Muitas lojas estão fechadas e há poucas mercadorias disponíveis. Há meses os venezuelanos sofrem com a falta da desvalorizada moeda corrente. Até uma pequena compra é feita por meio de transferência eletrônica, afetada pelo apagão. Muitos comerciantes estão vendendo água, carne, gasolina e até gelo em dólares.
Ao cair da noite, com as ruas às escuras, surge o temor da ação da delinquência nesse país com altos índices de violência. Há pouco transporte e longas filas se formam nos postos de combustível devido ao medo de desabastecimento, já que as bombas dependem de energia para funcionar.
“Preocupa que a Venezuela esteja entrando numa fase de colapso total, porque o país tem uma situação explosiva”, afirma o cientista político Luis Salamanca.
No aeroporto internacional de Maiquetía também há caos. As autoridades registram manualmente a entrada e saída de passageiros. Com um êxodo de mais de 3 milhões de venezuelanos desde 2015, a falta de comunicação com parentes no exterior também é angustiante.
Nova etapa da crise
Maduro sustenta que o apagão foi provocado por “um ataque cibernético eletromagnético” cometido pelos Estados Unidos contra a hidroelétrica de Guri, no Estado de Bolívar (ao sul), a principal da Venezuela e a segunda maior da América Latina, depois de Itaipu.

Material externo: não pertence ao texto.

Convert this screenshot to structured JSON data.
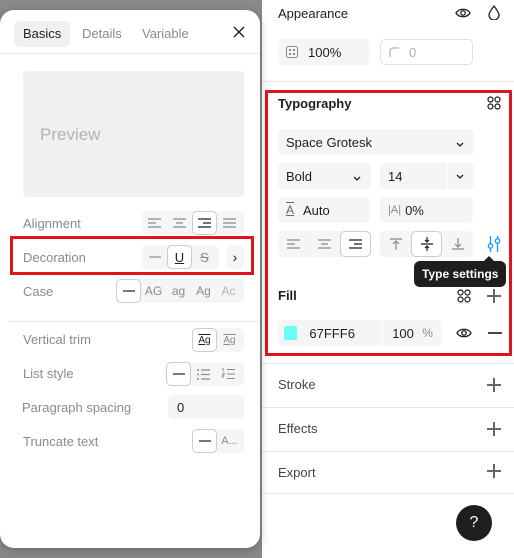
{
  "dialog": {
    "tabs": [
      {
        "label": "Basics",
        "active": true
      },
      {
        "label": "Details",
        "active": false
      },
      {
        "label": "Variable",
        "active": false
      }
    ],
    "preview_text": "Preview",
    "rows": {
      "alignment": "Alignment",
      "decoration": "Decoration",
      "case": "Case",
      "vertical_trim": "Vertical trim",
      "list_style": "List style",
      "paragraph_spacing": "Paragraph spacing",
      "truncate_text": "Truncate text"
    },
    "decoration_options": {
      "underline": "U",
      "strikethrough": "S",
      "more": "›"
    },
    "case_options": [
      "AG",
      "ag",
      "Ag",
      "Ac"
    ],
    "vertical_trim_options": [
      "Ag",
      "Ag"
    ],
    "paragraph_spacing_value": "0",
    "truncate_value": "A..."
  },
  "panel": {
    "appearance": {
      "title": "Appearance",
      "opacity": "100%",
      "corner_radius": "0"
    },
    "typography": {
      "title": "Typography",
      "font_family": "Space Grotesk",
      "font_weight": "Bold",
      "font_size": "14",
      "line_height": "Auto",
      "letter_spacing": "0%",
      "letter_spacing_prefix": "|A|",
      "line_height_prefix": "A"
    },
    "tooltip": "Type settings",
    "fill": {
      "title": "Fill",
      "color_hex": "67FFF6",
      "swatch_color": "#67FFF6",
      "opacity": "100",
      "opacity_unit": "%"
    },
    "stroke": {
      "title": "Stroke"
    },
    "effects": {
      "title": "Effects"
    },
    "export": {
      "title": "Export"
    },
    "help_label": "?"
  },
  "colors": {
    "highlight": "#E0141F",
    "tooltip_bg": "#1E1E1E"
  }
}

Já Guaidó defende que a crise de energia começou após um incêndio que afetou as torres de transmissão da hidroelétrica e que também é resultado de falta de manutenção e de investimentos e da corrupção.
“Não podemos nos acostumar com emergência. Não devemos agradecer a uns ladrões por nos devolver a normalidade. Senhores da Força Armada, é o momento, não há nada mais”, disse Guaidó, que tenta romper a principal base de apoio de Maduro, os militares.
Para o analista político e economista venezuelano Luis Vicente León, “este episódio é o resultado da destruição sistemática do país em duas décadas, mas também o início de uma nova dimensão de deterioração”. Para ele, haverá mais “radicalização das partes, sanções mais agudas e protestos”.